Pretty quiet out here on the farm this week, even with the slight break in the really hot weather we have been just chugging along with the usual chores.  The mid summer meeting season seems to have arrived and so we have been trying to attend some that we think might be good for us to participate in.  Most of the farmer meetings are in the winter when we all have lots of time to think about new ideas but it is all on paper or in slides.  There is a period during the growing season when short events happen, usually afternoon or evening, that allow us to actually see things growing, in person!

This week we attended a seed saving workshop.  With over 200 varieties of crops that we grow, it is just not possible to think about saving our own seed.  To do a good job of saving seed one really needs good isolation from other like plants so that you can be assured of no cross pollination, that would be really hard for us to achieve.  We have been interested in this for several years now, particularly in the heirloom tomatoes.  From time to time we have ordered tomato seed and when they began to produce it was clear that it was not what we had ordered, imagine how excited I might get if the Cherokee Purples turned out to be something else!  So we are looking at beginning to make selections for fruit quality and plant strength in some of these heirloom tomatoes so that we can have some more control over one of our most important crops.  In the back of my head I also have an interest in trying to develop our own Poblano pepper that would produce consistently under our conditions here in North Carolina.  We have trialed at least a dozen Poblano varieties and have found only one that does reasonably well and are afraid that we may not be able to get that one for too much longer.  The seed business these days has been in great flux as it becomes more and more consolidated.  We have lost several varieties over the past few years as the new companies decide to discontinue varieties for one reason or another (the main reason being dollar$).  I’m not sure it’s not just the heat that makes my head swim with such ideas!

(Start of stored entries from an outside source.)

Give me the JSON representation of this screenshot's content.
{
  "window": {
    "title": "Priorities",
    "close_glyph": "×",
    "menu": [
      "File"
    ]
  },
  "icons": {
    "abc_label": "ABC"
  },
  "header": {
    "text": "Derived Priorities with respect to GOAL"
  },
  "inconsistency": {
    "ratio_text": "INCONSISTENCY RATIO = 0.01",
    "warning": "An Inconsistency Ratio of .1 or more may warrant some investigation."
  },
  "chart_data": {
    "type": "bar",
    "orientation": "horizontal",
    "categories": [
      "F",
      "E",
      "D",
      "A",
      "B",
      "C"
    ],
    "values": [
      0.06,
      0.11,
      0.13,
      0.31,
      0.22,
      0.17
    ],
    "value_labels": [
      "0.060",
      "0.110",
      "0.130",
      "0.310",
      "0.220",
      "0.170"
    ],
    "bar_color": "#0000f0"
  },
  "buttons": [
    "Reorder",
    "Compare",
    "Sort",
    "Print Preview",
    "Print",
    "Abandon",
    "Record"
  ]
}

The Broadbrested turkeys, known here on the farm as the “little guys”, are three weeks old now and will graduate to going outside from the Poultry Villa during the day to get them used to eating grass and sunshine and their new mother ship.  After two weeks of day time privileges they get to go out to the fields for good.  First along side, but separated by a fence, the “big boys” and finally total integration.

Picture of the Week
The Broadbreasted White Turkeys thinking about making a run for the outdoors!